La risa de Rosa
De las cosas que mas me conmueven de ti, mi Rosa, es tu risa. Siempre a flor de piel, siempre dispuesta. Le sonríes a tu imagen en el espejo, a tu amigo el Mico, a la mamá cuando te pasa una tajada de mango, y al papá cuando te hace mimos. Reís a carcajadas cuando jugamos a que te persigo y vos gateas como loca hasta que te cansas y te sentas a reír. Reís con ahínco, tirando la cabeza para atrás, abriendo la boca de para en par, mostrando tus nuevos dientes con una coquetería voluptuosa. Pero lo mas lindo de tu sonrisa es que siempre arrugas tu naricita. La arrugas achinando los ojitos, abriendo la boca y pelando de nuevo esos dientes hermosos, que al igual que los de tu tío, están a un kilómetro el uno del otro.

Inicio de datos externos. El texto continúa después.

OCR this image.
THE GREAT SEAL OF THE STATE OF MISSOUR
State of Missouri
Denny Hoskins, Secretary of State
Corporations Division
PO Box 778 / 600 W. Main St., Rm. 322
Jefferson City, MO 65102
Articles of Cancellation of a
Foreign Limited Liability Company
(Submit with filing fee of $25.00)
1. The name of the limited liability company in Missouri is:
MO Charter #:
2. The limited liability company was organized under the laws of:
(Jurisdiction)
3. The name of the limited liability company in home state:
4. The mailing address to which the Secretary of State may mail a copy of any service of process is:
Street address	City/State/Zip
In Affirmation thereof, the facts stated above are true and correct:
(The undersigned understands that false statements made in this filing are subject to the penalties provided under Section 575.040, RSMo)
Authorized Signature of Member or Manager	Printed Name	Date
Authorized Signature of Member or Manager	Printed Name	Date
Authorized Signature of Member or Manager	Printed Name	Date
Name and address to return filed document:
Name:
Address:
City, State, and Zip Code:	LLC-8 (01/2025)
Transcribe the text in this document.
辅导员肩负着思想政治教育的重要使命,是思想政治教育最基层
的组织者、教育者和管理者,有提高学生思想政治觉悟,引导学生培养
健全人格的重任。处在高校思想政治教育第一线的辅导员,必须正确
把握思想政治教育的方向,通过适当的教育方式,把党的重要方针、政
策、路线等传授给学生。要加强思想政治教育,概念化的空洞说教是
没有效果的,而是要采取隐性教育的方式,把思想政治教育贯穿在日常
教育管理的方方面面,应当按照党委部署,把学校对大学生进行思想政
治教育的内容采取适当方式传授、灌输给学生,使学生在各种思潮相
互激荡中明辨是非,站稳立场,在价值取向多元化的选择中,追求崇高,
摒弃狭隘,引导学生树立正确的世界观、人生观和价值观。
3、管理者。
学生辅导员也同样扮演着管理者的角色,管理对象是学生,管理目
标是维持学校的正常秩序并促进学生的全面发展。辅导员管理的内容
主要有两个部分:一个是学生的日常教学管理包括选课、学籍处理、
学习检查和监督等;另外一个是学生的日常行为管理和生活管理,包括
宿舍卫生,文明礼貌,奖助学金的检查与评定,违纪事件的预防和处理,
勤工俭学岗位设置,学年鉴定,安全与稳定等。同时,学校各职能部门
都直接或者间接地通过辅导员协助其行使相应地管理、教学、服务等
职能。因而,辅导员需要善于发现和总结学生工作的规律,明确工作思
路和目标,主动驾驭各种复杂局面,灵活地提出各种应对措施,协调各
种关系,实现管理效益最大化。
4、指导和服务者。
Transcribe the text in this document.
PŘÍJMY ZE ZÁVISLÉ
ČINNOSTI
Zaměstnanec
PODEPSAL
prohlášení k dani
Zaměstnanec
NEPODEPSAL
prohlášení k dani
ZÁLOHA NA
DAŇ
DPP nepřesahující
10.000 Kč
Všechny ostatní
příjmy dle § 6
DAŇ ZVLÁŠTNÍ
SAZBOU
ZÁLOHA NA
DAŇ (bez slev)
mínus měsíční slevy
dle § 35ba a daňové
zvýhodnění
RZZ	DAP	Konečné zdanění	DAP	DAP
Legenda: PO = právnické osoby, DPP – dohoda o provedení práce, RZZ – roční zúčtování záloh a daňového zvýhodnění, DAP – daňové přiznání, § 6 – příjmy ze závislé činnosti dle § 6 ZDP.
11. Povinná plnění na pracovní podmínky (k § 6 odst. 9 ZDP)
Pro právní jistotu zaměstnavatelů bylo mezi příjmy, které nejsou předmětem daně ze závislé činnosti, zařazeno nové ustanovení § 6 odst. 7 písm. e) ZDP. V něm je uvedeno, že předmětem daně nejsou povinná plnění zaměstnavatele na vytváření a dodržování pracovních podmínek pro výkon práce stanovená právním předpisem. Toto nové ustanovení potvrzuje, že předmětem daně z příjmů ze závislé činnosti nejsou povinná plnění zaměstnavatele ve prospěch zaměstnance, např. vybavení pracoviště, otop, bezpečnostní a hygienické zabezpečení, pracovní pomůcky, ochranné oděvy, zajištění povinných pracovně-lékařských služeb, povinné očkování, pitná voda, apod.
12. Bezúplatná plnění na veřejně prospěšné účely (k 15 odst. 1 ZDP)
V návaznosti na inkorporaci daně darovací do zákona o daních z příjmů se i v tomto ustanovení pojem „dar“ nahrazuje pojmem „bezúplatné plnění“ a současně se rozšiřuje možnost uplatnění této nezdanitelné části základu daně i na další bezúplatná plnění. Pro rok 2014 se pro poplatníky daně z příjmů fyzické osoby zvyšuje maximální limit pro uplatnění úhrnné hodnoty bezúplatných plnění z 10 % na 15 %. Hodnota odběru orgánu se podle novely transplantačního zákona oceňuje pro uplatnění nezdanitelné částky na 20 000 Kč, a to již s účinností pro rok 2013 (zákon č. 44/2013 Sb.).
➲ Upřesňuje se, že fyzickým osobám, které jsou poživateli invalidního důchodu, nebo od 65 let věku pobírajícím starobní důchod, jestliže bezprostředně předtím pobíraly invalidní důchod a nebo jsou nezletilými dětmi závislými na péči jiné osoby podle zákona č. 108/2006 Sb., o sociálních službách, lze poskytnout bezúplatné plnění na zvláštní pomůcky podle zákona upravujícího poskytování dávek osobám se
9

Reís de felicidad cuando vamos bajando las escaleras del edificio porque sabes que te espera una jornada en el parque, una tanda de columpios, y todos esos colores y olores que se confabulan frente a vos cada que abro la puerta a la calle. Le sonreís a los extraños que te saludan, a los perros, a las flores, al viento que te peina, y de vez en cuando, volteas tu cabecita para sonreírme a mi, tu mama. Yo me derrito, freno el carrito en seco, me acuclillo frente a vos y te planto un beso en esos cachetes.
Para este corazón enamorado no existe nada mas lindo en este mundo que tu risa.